6. Conclusions and Future Directions

Is colon cancer a cause or a consequence of Cyptosporidium infection? We presented an updated picture of the link between digestive cancer and infection by this parasite. Available experimental and clinical data synthesized herein suggest that the parasite is able to employ strategies to target cellular processes during its complex interactions with host cells, leading to a parasite-induced transformation. However, the fact that Cryptosporidium is an opportunistic agent is one of the main difficulties for proving its role in the induction of human digestive cancers. In addition, available experimental models with little or no immune response are not necessarily reflecting the human condition. Despite several pieces of evidence about associations between cryptosporidiosis and digestive neoplasia, it seems that not enough attention has been paid to the tumorigenic power of this protozoan parasite. Therefore, it is necessary to demonstrate a direct causal link, and to identify virulent factors and carcinogenic mechanisms responsible for the epithelial cell transformation.

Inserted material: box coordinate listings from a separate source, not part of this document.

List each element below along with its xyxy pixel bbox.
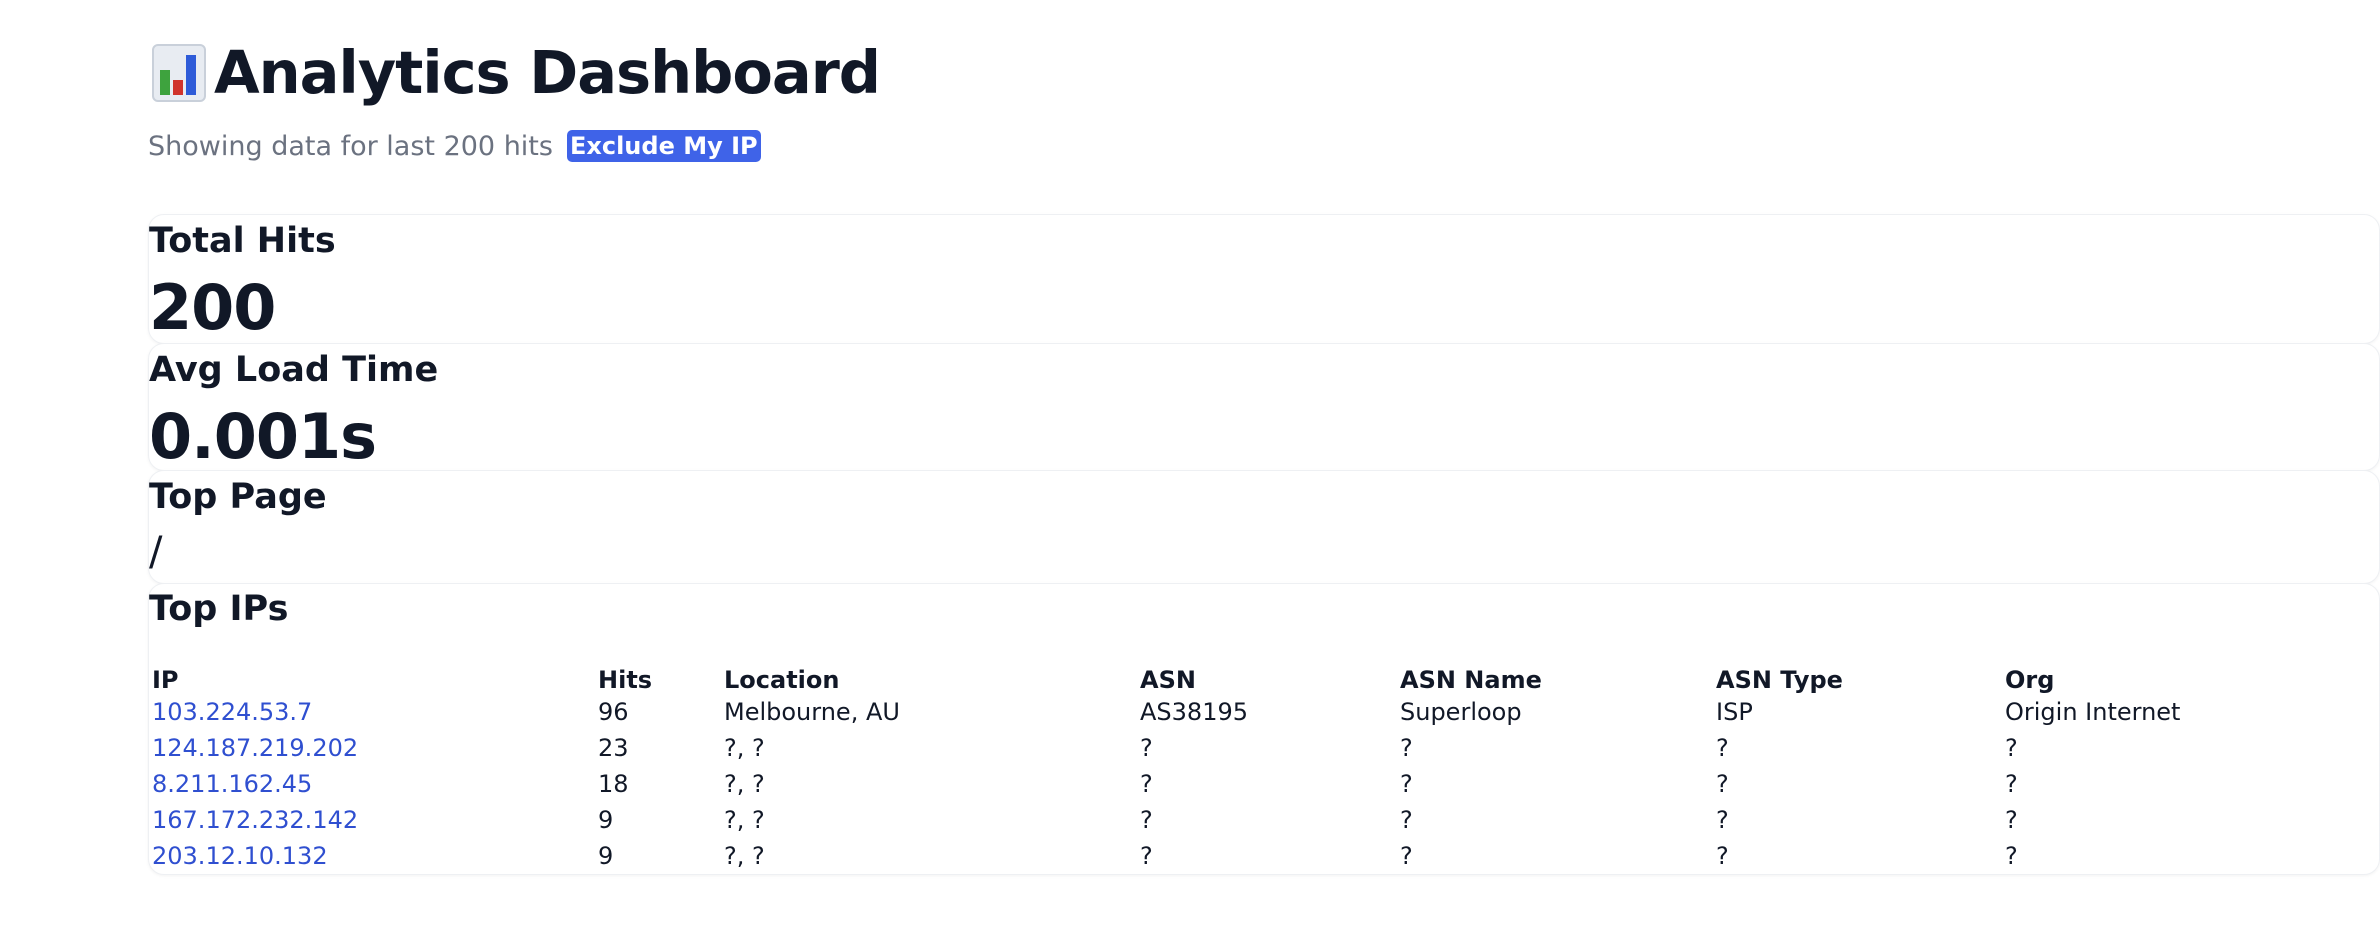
top-ips-title: Top IPs: [149, 589, 289, 629]
location-cell: ?, ?: [724, 806, 765, 834]
asn-type-cell: ?: [1716, 806, 1729, 834]
ip-cell: 203.12.10.132: [149, 838, 595, 874]
table-row: 103.224.53.7 96 Melbourne, AU AS38195 Su…: [149, 694, 2305, 730]
org-cell: ?: [2005, 734, 2018, 762]
table-header-row: IP Hits Location ASN ASN Name ASN Type O…: [149, 658, 2305, 694]
subtitle-row: Showing data for last 200 hits Exclude M…: [148, 130, 761, 162]
asn-type-cell: ?: [1716, 734, 1729, 762]
location-cell: ?, ?: [724, 770, 765, 798]
avg-load-time-value: 0.001s: [149, 400, 377, 473]
total-hits-card: Total Hits 200: [148, 214, 2380, 344]
asn-name-cell: ?: [1400, 770, 1413, 798]
asn-name-cell: Superloop: [1400, 698, 1522, 726]
location-cell: ?, ?: [724, 734, 765, 762]
location-cell: Melbourne, AU: [724, 698, 900, 726]
asn-cell: ?: [1140, 734, 1153, 762]
hits-cell: 9: [598, 806, 614, 834]
asn-cell: AS38195: [1140, 698, 1248, 726]
subtitle-text: Showing data for last 200 hits: [148, 130, 553, 162]
asn-cell: ?: [1140, 770, 1153, 798]
top-page-label: Top Page: [149, 477, 327, 517]
org-cell: ?: [2005, 806, 2018, 834]
hits-cell: 23: [598, 734, 629, 762]
top-ips-table: IP Hits Location ASN ASN Name ASN Type O…: [149, 658, 2305, 874]
hits-cell: 96: [598, 698, 629, 726]
ip-link[interactable]: 8.211.162.45: [152, 770, 312, 798]
top-page-value: /: [149, 529, 163, 575]
column-header-ip: IP: [152, 666, 179, 694]
column-header-location: Location: [724, 666, 840, 694]
title-row: Analytics Dashboard: [152, 38, 881, 108]
ip-link[interactable]: 203.12.10.132: [152, 842, 328, 870]
hits-cell: 9: [598, 842, 614, 870]
table-row: 203.12.10.132 9 ?, ? ? ? ? ?: [149, 838, 2305, 874]
ip-link[interactable]: 103.224.53.7: [152, 698, 312, 726]
location-cell: ?, ?: [724, 842, 765, 870]
asn-type-cell: ?: [1716, 842, 1729, 870]
asn-name-cell: ?: [1400, 806, 1413, 834]
asn-cell: ?: [1140, 806, 1153, 834]
org-cell: ?: [2005, 770, 2018, 798]
ip-cell: 124.187.219.202: [149, 730, 595, 766]
asn-type-cell: ISP: [1716, 698, 1753, 726]
avg-load-time-card: Avg Load Time 0.001s: [148, 343, 2380, 473]
table-row: 124.187.219.202 23 ?, ? ? ? ? ?: [149, 730, 2305, 766]
org-cell: Origin Internet: [2005, 698, 2181, 726]
column-header-org: Org: [2005, 666, 2055, 694]
exclude-my-ip-button[interactable]: Exclude My IP: [566, 130, 761, 162]
table-row: 167.172.232.142 9 ?, ? ? ? ? ?: [149, 802, 2305, 838]
org-cell: ?: [2005, 842, 2018, 870]
column-header-asn-name: ASN Name: [1400, 666, 1542, 694]
ip-cell: 167.172.232.142: [149, 802, 595, 838]
total-hits-value: 200: [149, 271, 276, 344]
column-header-asn: ASN: [1140, 666, 1196, 694]
bar-chart-icon: [152, 44, 206, 102]
asn-name-cell: ?: [1400, 734, 1413, 762]
asn-cell: ?: [1140, 842, 1153, 870]
ip-cell: 103.224.53.7: [149, 694, 595, 730]
column-header-asn-type: ASN Type: [1716, 666, 1843, 694]
table-row: 8.211.162.45 18 ?, ? ? ? ? ?: [149, 766, 2305, 802]
hits-cell: 18: [598, 770, 629, 798]
ip-cell: 8.211.162.45: [149, 766, 595, 802]
asn-type-cell: ?: [1716, 770, 1729, 798]
top-ips-card: Top IPs IP Hits Location ASN ASN Name AS…: [148, 583, 2380, 875]
total-hits-label: Total Hits: [149, 221, 336, 261]
column-header-hits: Hits: [598, 666, 653, 694]
ip-link[interactable]: 124.187.219.202: [152, 734, 358, 762]
avg-load-time-label: Avg Load Time: [149, 350, 439, 390]
asn-name-cell: ?: [1400, 842, 1413, 870]
ip-link[interactable]: 167.172.232.142: [152, 806, 358, 834]
top-page-card: Top Page /: [148, 470, 2380, 584]
page-title: Analytics Dashboard: [214, 38, 881, 107]
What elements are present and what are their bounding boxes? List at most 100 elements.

A potential solution would be to combine recent advances in 3D culture models, comparative genomic studies and transfection methods (CRISPR/Cas9 system) together with further clinical trials using sensitive diagnostic tools. If the causal link between Cryptosporidium and human cancer is clearly established, a great number of digestive cancers could be prevented using public health measures to reduce the risk of Cryptosporidium infection. In addition, this could entice researchers to explore new therapeutic targets and vaccines in order to clear or prevent the infection, thereby saving hundreds of thousand children from severe diarrhoea and mortality [24]. Research into this topic is urgently needed since the incidence of Cryptosporidium infection is increasing worldwide.